Clutter
He went to his friend's house. He had not been inside the house in years and
it had changed. It was once a lovely place, filled with fine old antiques,
well-tended. Flowers in pretty vases, airy and clean. French doors leading
out to a little screened sitting room in front, separate from the wide and
open front porch.
This time he found it to be a wreck. The kitchen appeared to be a disaster
area and smelled like one. There were numerous cigarette burns on the den
carpet. Most were around a chair where she always sat. It did not take a
mystic to see that she had, under a constant load of drugs and alcohol,
dropped many a cigarette. Why she had not burned up was beyond
comprehension.
The rest of the house was almost as bad. If there were holes burned in the
carpet they were not visible. There was too much clutter to see the floor,
except for a path through the rooms. Clothes, old boxes, this and that lay
scattered everywhere. The only uncluttered surface in the bathroom was the
toilet seat. The sinktop, floor, every surface was covered with medications,
cosmetics, hair dryers, curlers, towels, washcloths.
Her bedroom was similar, although the bed itself was uncluttered. The
vanity, chest of drawers, another chest were all piled high with clothing.
Much had fallen to the floor, as if to join the pile of unironed laundry.

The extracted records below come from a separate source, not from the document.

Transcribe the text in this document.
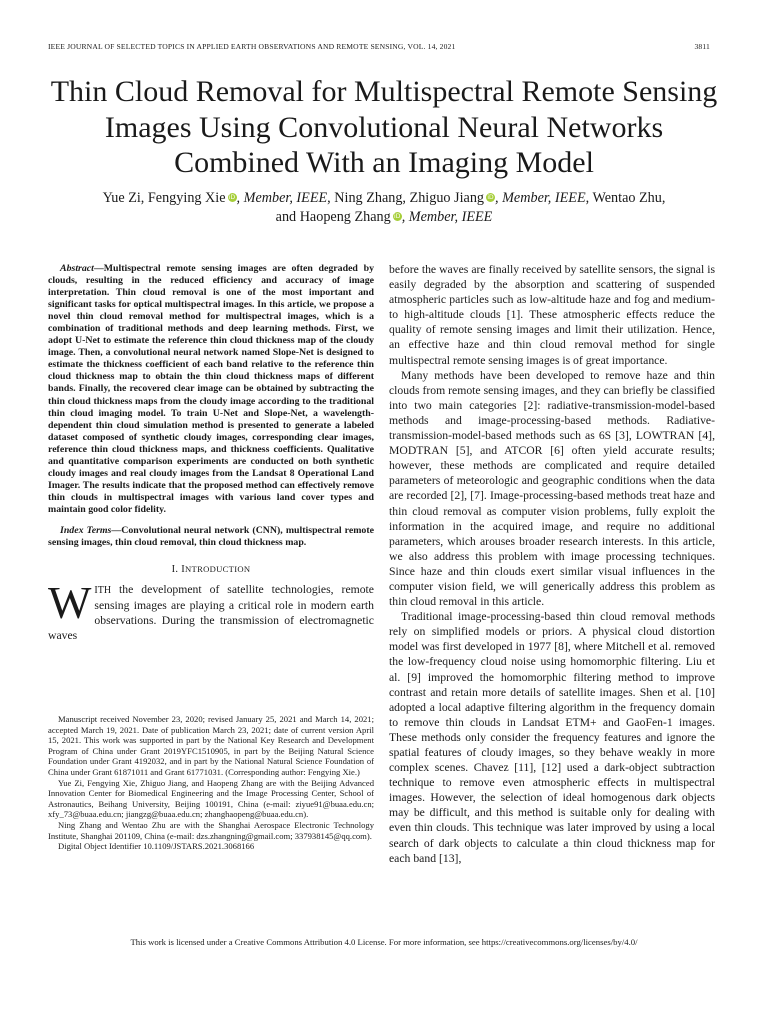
IEEE JOURNAL OF SELECTED TOPICS IN APPLIED EARTH OBSERVATIONS AND REMOTE SENSING, VOL. 14, 2021	3811
Thin Cloud Removal for Multispectral Remote Sensing Images Using Convolutional Neural Networks Combined With an Imaging Model
Yue Zi, Fengying Xie iD, Member, IEEE, Ning Zhang, Zhiguo Jiang iD, Member, IEEE, Wentao Zhu,
and Haopeng Zhang iD, Member, IEEE

Abstract—Multispectral remote sensing images are often degraded by clouds, resulting in the reduced efficiency and accuracy of image interpretation. Thin cloud removal is one of the most important and significant tasks for optical multispectral images. In this article, we propose a novel thin cloud removal method for multispectral images, which is a combination of traditional methods and deep learning methods. First, we adopt U-Net to estimate the reference thin cloud thickness map of the cloudy image. Then, a convolutional neural network named Slope-Net is designed to estimate the thickness coefficient of each band relative to the reference thin cloud thickness map to obtain the thin cloud thickness maps of different bands. Finally, the recovered clear image can be obtained by subtracting the thin cloud thickness maps from the cloudy image according to the traditional thin cloud imaging model. To train U-Net and Slope-Net, a wavelength-dependent thin cloud simulation method is presented to generate a labeled dataset composed of synthetic cloudy images, corresponding clear images, reference thin cloud thickness maps, and thickness coefficients. Qualitative and quantitative comparison experiments are conducted on both synthetic cloudy images and real cloudy images from the Landsat 8 Operational Land Imager. The results indicate that the proposed method can effectively remove thin clouds in multispectral images with various land cover types and maintain good color fidelity.

Index Terms—Convolutional neural network (CNN), multispectral remote sensing images, thin cloud removal, thin cloud thickness map.

I. INTRODUCTION

WITH the development of satellite technologies, remote sensing images are playing a critical role in modern earth observations. During the transmission of electromagnetic waves

Manuscript received November 23, 2020; revised January 25, 2021 and March 14, 2021; accepted March 19, 2021. Date of publication March 23, 2021; date of current version April 15, 2021. This work was supported in part by the National Key Research and Development Program of China under Grant 2019YFC1510905, in part by the Beijing Natural Science Foundation under Grant 4192032, and in part by the National Natural Science Foundation of China under Grant 61871011 and Grant 61771031. (Corresponding author: Fengying Xie.)

Yue Zi, Fengying Xie, Zhiguo Jiang, and Haopeng Zhang are with the Beijing Advanced Innovation Center for Biomedical Engineering and the Image Processing Center, School of Astronautics, Beihang University, Beijing 100191, China (e-mail: ziyue91@buaa.edu.cn; xfy_73@buaa.edu.cn; jiangzg@buaa.edu.cn; zhanghaopeng@buaa.edu.cn).

Ning Zhang and Wentao Zhu are with the Shanghai Aerospace Electronic Technology Institute, Shanghai 201109, China (e-mail: dzs.zhangning@gmail.com; 337938145@qq.com).

Digital Object Identifier 10.1109/JSTARS.2021.3068166

before the waves are finally received by satellite sensors, the signal is easily degraded by the absorption and scattering of suspended atmospheric particles such as low-altitude haze and fog and medium- to high-altitude clouds [1]. These atmospheric effects reduce the quality of remote sensing images and limit their utilization. Hence, an effective haze and thin cloud removal method for single multispectral remote sensing images is of great importance.

Many methods have been developed to remove haze and thin clouds from remote sensing images, and they can briefly be classified into two main categories [2]: radiative-transmission-model-based methods and image-processing-based methods. Radiative-transmission-model-based methods such as 6S [3], LOWTRAN [4], MODTRAN [5], and ATCOR [6] often yield accurate results; however, these methods are complicated and require detailed parameters of meteorologic and geographic conditions when the data are recorded [2], [7]. Image-processing-based methods treat haze and thin cloud removal as computer vision problems, fully exploit the information in the acquired image, and require no additional parameters, which arouses broader research interests. In this article, we also address this problem with image processing techniques. Since haze and thin clouds exert similar visual influences in the computer vision field, we will generically address this problem as thin cloud removal in this article.

Traditional image-processing-based thin cloud removal methods rely on simplified models or priors. A physical cloud distortion model was first developed in 1977 [8], where Mitchell et al. removed the low-frequency cloud noise using homomorphic filtering. Liu et al. [9] improved the homomorphic filtering method to improve contrast and retain more details of satellite images. Shen et al. [10] adopted a local adaptive filtering algorithm in the frequency domain to remove thin clouds in Landsat ETM+ and GaoFen-1 images. These methods only consider the frequency features and ignore the spatial features of cloudy images, so they behave weakly in more complex scenes. Chavez [11], [12] used a dark-object subtraction technique to remove even atmospheric effects in multispectral images. However, the selection of ideal homogenous dark objects may be difficult, and this method is suitable only for dealing with even thin clouds. This technique was later improved by using a local search of dark objects to calculate a thin cloud thickness map for each band [13],

This work is licensed under a Creative Commons Attribution 4.0 License. For more information, see https://creativecommons.org/licenses/by/4.0/
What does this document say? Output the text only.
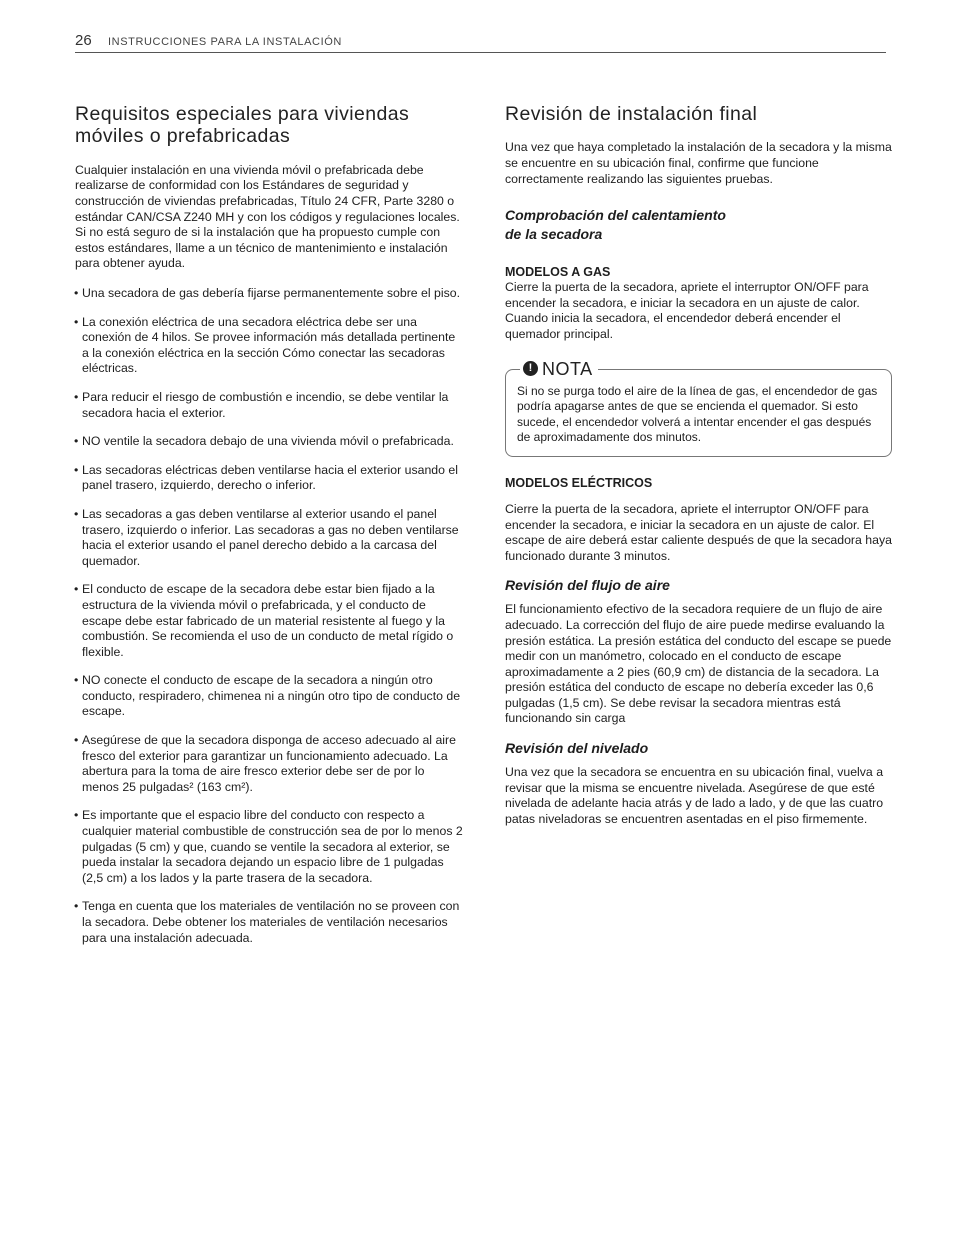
26 INSTRUCCIONES PARA LA INSTALACIÓN
Requisitos especiales para viviendas móviles o prefabricadas

Cualquier instalación en una vivienda móvil o prefabricada debe realizarse de conformidad con los Estándares de seguridad y construcción de viviendas prefabricadas, Título 24 CFR, Parte 3280 o estándar CAN/CSA Z240 MH y con los códigos y regulaciones locales. Si no está seguro de si la instalación que ha propuesto cumple con estos estándares, llame a un técnico de mantenimiento e instalación para obtener ayuda.

• Una secadora de gas debería fijarse permanentemente sobre el piso.
• La conexión eléctrica de una secadora eléctrica debe ser una conexión de 4 hilos. Se provee información más detallada pertinente a la conexión eléctrica en la sección Cómo conectar las secadoras eléctricas.
• Para reducir el riesgo de combustión e incendio, se debe ventilar la secadora hacia el exterior.
• NO ventile la secadora debajo de una vivienda móvil o prefabricada.
• Las secadoras eléctricas deben ventilarse hacia el exterior usando el panel trasero, izquierdo, derecho o inferior.
• Las secadoras a gas deben ventilarse al exterior usando el panel trasero, izquierdo o inferior. Las secadoras a gas no deben ventilarse hacia el exterior usando el panel derecho debido a la carcasa del quemador.
• El conducto de escape de la secadora debe estar bien fijado a la estructura de la vivienda móvil o prefabricada, y el conducto de escape debe estar fabricado de un material resistente al fuego y la combustión. Se recomienda el uso de un conducto de metal rígido o flexible.
• NO conecte el conducto de escape de la secadora a ningún otro conducto, respiradero, chimenea ni a ningún otro tipo de conducto de escape.
• Asegúrese de que la secadora disponga de acceso adecuado al aire fresco del exterior para garantizar un funcionamiento adecuado. La abertura para la toma de aire fresco exterior debe ser de por lo menos 25 pulgadas² (163 cm²).
• Es importante que el espacio libre del conducto con respecto a cualquier material combustible de construcción sea de por lo menos 2 pulgadas (5 cm) y que, cuando se ventile la secadora al exterior, se pueda instalar la secadora dejando un espacio libre de 1 pulgadas (2,5 cm) a los lados y la parte trasera de la secadora.
• Tenga en cuenta que los materiales de ventilación no se proveen con la secadora. Debe obtener los materiales de ventilación necesarios para una instalación adecuada.
Revisión de instalación final

Una vez que haya completado la instalación de la secadora y la misma se encuentre en su ubicación final, confirme que funcione correctamente realizando las siguientes pruebas.

Comprobación del calentamiento

de la secadora

MODELOS A GAS

Cierre la puerta de la secadora, apriete el interruptor ON/OFF para encender la secadora, e iniciar la secadora en un ajuste de calor. Cuando inicia la secadora, el encendedor deberá encender el quemador principal.

! NOTA

Si no se purga todo el aire de la línea de gas, el encendedor de gas podría apagarse antes de que se encienda el quemador. Si esto sucede, el encendedor volverá a intentar encender el gas después de aproximadamente dos minutos.

MODELOS ELÉCTRICOS

Cierre la puerta de la secadora, apriete el interruptor ON/OFF para encender la secadora, e iniciar la secadora en un ajuste de calor. El escape de aire deberá estar caliente después de que la secadora haya funcionado durante 3 minutos.

Revisión del flujo de aire

El funcionamiento efectivo de la secadora requiere de un flujo de aire adecuado. La corrección del flujo de aire puede medirse evaluando la presión estática. La presión estática del conducto del escape se puede medir con un manómetro, colocado en el conducto de escape aproximadamente a 2 pies (60,9 cm) de distancia de la secadora. La presión estática del conducto de escape no debería exceder las 0,6 pulgadas (1,5 cm). Se debe revisar la secadora mientras está funcionando sin carga

Revisión del nivelado

Una vez que la secadora se encuentra en su ubicación final, vuelva a revisar que la misma se encuentre nivelada. Asegúrese de que esté nivelada de adelante hacia atrás y de lado a lado, y de que las cuatro patas niveladoras se encuentren asentadas en el piso firmemente.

He did not go upstairs. It had been her main domain back in the years when
her mother was still alive. The old woman had vegetated in the uncluttered
bed until being moved to a nursing home to die, victim of a stroke. The
upstairs had been the center of clutter in those days, with the strewn
matter and cigarette burns. The bed there had been well used in those days,
both by him and others.
Of course he knew her personal life was in disarray. All the years he had
known her it had been in disarray, even if the house had not.
There was no way it would ever be otherwise. It was her fate.